The Public Service Department (PSD) which has been given the task of working out the details, will need to look at both the short- and long-term impacts of a revision.
Cuepacs, the umbrella union for civil service unions, has asked for an increase of between 10% and 40%, with those at the lower tiers getting a higher figure. In any case, Cuepacs has gone on record that it does not expect its recommendations to be accepted in total.
This is a good sign as employees must be realistic and accept that the actual quantum will have to depend on the nation’s financial position. With over a million workers involved, it is not easy for any employer to raise wages without worrying about the financial implications.
Even an across the board 10% boost will cost the Government hundreds of millions annually. In good times, there will be money to meet this commitment. But it is the long-term impact that is of concern, since this will add considerably to the pension bill.
This can be so huge that it may be difficult for the Government to sustain such payments in future. Good times cannot last forever, and with globalisation we may be less competitive than other nations – such as China, India and even Vietnam – which are booming.
These are the new investment centres of foreign funds because of cheaper labour and other incentives being offered by their governments. This is a threat we cannot ignore, one that will adversely affect the manufacturing and industrial sectors.
Any salary adjustment in the public sector will have side effects on the rest of the country, too. Workers in the commercial world may wish to ask for higher pay and other perks.

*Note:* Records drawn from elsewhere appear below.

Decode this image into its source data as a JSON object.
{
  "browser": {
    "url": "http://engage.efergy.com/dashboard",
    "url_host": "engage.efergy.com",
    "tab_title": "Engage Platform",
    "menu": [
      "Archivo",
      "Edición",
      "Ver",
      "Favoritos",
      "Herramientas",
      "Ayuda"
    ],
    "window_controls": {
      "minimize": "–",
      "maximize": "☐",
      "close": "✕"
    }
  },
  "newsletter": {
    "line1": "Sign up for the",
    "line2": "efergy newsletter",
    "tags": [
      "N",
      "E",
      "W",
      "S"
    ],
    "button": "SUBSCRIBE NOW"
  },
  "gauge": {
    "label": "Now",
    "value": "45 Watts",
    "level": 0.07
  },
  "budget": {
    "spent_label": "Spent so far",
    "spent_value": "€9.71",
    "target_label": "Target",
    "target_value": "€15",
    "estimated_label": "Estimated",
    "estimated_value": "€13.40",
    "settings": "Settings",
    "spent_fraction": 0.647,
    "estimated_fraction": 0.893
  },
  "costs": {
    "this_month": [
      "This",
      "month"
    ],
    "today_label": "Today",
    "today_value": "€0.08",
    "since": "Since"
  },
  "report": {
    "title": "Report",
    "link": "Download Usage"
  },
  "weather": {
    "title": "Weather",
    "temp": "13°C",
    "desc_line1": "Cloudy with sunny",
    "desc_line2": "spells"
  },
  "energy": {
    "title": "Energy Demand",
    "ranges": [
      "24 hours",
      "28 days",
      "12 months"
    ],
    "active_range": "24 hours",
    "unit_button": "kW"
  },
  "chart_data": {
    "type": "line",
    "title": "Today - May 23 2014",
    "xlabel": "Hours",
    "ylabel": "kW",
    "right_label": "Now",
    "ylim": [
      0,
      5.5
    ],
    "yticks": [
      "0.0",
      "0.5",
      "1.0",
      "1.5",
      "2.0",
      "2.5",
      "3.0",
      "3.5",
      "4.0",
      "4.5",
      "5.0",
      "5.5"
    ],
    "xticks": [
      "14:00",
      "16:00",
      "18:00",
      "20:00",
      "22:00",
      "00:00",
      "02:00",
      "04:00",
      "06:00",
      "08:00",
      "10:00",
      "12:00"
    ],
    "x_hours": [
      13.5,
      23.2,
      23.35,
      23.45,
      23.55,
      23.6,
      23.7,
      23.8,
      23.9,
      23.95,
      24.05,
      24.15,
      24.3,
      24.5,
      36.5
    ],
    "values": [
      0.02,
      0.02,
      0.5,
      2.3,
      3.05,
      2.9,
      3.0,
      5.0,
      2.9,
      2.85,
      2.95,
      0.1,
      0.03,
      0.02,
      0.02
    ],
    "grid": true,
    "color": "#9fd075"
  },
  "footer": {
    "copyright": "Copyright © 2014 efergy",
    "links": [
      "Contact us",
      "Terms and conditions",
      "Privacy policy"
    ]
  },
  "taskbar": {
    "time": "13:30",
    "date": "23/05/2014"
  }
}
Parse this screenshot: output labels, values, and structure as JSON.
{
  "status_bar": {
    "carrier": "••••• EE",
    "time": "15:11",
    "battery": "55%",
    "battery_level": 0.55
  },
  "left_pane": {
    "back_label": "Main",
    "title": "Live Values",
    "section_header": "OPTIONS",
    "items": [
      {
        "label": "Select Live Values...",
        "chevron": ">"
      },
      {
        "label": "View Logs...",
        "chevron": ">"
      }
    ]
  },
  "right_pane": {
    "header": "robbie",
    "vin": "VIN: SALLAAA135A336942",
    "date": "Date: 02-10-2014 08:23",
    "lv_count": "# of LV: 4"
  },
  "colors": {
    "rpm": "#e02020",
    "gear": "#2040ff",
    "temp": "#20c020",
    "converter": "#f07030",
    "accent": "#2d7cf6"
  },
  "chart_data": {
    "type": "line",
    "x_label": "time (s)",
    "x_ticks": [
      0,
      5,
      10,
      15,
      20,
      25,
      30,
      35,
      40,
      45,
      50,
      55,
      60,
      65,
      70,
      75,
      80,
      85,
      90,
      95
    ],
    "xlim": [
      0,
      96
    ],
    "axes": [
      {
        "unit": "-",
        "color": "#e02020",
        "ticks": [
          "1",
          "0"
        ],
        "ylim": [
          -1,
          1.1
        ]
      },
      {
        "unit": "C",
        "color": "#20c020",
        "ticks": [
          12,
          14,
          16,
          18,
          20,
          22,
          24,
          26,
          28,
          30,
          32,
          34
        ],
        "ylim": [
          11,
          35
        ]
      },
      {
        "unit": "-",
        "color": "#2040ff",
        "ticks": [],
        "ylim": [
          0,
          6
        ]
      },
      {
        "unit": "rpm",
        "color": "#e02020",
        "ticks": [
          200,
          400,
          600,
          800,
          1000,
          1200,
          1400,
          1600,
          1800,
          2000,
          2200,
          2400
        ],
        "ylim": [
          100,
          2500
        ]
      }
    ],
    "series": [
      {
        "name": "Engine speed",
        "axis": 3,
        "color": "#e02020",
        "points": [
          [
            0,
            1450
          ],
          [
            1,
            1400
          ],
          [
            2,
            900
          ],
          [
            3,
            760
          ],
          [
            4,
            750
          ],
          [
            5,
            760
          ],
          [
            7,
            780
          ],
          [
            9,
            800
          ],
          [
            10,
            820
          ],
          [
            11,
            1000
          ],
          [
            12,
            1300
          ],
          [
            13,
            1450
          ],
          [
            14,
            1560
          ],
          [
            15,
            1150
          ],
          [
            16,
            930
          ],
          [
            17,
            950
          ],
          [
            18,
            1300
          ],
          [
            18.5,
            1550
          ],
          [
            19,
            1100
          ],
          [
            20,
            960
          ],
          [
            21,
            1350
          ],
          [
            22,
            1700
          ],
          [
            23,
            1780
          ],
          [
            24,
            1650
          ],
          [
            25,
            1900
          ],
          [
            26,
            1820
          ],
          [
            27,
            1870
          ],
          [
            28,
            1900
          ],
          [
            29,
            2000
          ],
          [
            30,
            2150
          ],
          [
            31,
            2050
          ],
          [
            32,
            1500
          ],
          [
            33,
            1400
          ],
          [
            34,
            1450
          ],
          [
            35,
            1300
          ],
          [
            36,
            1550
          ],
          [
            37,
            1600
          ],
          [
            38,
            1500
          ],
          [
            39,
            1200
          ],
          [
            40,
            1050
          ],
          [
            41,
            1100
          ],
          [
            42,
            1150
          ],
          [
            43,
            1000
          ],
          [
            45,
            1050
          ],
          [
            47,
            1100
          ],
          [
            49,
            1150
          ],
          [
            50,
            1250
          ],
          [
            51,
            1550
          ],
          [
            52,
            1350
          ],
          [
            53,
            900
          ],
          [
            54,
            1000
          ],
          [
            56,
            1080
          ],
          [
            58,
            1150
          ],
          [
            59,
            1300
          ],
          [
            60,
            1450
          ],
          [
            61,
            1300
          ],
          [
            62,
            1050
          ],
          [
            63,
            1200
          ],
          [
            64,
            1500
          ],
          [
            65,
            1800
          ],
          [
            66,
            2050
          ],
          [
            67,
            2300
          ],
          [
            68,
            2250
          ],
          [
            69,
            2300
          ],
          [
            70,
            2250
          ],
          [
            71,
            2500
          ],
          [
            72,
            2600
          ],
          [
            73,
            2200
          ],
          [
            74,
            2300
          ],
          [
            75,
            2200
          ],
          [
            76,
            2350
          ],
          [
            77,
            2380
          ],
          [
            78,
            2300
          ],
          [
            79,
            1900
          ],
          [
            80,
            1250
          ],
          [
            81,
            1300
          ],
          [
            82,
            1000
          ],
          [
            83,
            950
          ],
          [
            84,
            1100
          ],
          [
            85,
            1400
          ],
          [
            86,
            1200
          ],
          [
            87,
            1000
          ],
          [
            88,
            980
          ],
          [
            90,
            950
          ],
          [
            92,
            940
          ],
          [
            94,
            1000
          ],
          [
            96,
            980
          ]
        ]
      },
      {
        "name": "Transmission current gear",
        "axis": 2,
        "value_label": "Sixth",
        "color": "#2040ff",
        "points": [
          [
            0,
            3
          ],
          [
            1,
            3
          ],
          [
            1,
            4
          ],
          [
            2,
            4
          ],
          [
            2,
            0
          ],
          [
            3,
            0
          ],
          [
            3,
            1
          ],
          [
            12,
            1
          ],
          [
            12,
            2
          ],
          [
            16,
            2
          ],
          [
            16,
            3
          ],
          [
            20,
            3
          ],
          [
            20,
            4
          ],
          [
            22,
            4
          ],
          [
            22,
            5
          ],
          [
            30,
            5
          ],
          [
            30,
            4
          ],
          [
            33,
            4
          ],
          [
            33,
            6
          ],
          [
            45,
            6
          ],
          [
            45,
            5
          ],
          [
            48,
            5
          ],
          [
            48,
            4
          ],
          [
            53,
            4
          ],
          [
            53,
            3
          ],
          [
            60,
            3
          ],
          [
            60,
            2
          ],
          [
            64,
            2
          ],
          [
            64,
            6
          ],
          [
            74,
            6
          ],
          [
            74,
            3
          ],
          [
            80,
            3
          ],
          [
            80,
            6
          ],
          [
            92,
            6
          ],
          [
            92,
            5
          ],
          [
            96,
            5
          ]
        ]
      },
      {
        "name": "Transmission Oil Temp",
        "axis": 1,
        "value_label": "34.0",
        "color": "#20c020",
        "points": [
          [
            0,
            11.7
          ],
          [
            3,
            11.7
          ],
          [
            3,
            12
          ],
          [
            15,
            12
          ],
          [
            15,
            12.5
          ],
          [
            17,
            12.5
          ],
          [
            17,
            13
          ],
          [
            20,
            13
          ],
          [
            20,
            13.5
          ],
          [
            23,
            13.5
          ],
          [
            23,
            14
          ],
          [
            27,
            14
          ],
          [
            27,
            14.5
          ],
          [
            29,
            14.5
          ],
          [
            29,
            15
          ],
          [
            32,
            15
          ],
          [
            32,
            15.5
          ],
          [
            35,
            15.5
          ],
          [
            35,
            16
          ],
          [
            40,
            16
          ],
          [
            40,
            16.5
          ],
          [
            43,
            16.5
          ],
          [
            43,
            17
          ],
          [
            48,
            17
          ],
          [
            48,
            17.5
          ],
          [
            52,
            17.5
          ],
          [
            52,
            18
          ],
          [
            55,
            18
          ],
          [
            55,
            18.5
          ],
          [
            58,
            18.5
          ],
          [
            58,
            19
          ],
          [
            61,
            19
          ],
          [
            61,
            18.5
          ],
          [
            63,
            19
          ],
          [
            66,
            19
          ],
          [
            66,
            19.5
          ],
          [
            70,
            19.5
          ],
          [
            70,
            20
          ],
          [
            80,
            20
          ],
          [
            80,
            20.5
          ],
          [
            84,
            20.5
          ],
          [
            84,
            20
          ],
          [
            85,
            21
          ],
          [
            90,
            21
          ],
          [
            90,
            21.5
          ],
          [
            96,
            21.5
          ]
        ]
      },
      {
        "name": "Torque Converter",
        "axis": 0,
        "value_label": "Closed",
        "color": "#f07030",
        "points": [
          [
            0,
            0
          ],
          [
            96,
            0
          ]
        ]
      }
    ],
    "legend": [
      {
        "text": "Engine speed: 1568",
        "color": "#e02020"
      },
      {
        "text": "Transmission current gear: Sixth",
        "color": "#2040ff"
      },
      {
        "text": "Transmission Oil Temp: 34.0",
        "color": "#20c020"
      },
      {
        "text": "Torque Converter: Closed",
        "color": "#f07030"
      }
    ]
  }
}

The Government, therefore, must take all such concerns into account and come up with a suitable solution. After all, any pay increase will have to come from taxes, whether direct or indirect.
Instead of just a salary revision, the Government should also consider other incentives. It is better to have a reasonable salary, and when times are good workers could be rewarded with bonuses to share the goodies.
When times are not so good, such bonuses could be reduced or even stopped. In this way, workers will at least be assured of maintaining their pay. In really bad times, a pay cut and even retrenchment of staff may be necessary to keep the administration or company going.
A good formula to use in future pay revisions should be one based on performance. If Cuepacs should ask for a review a few years down the road, this should be based on the productivity of the workforce.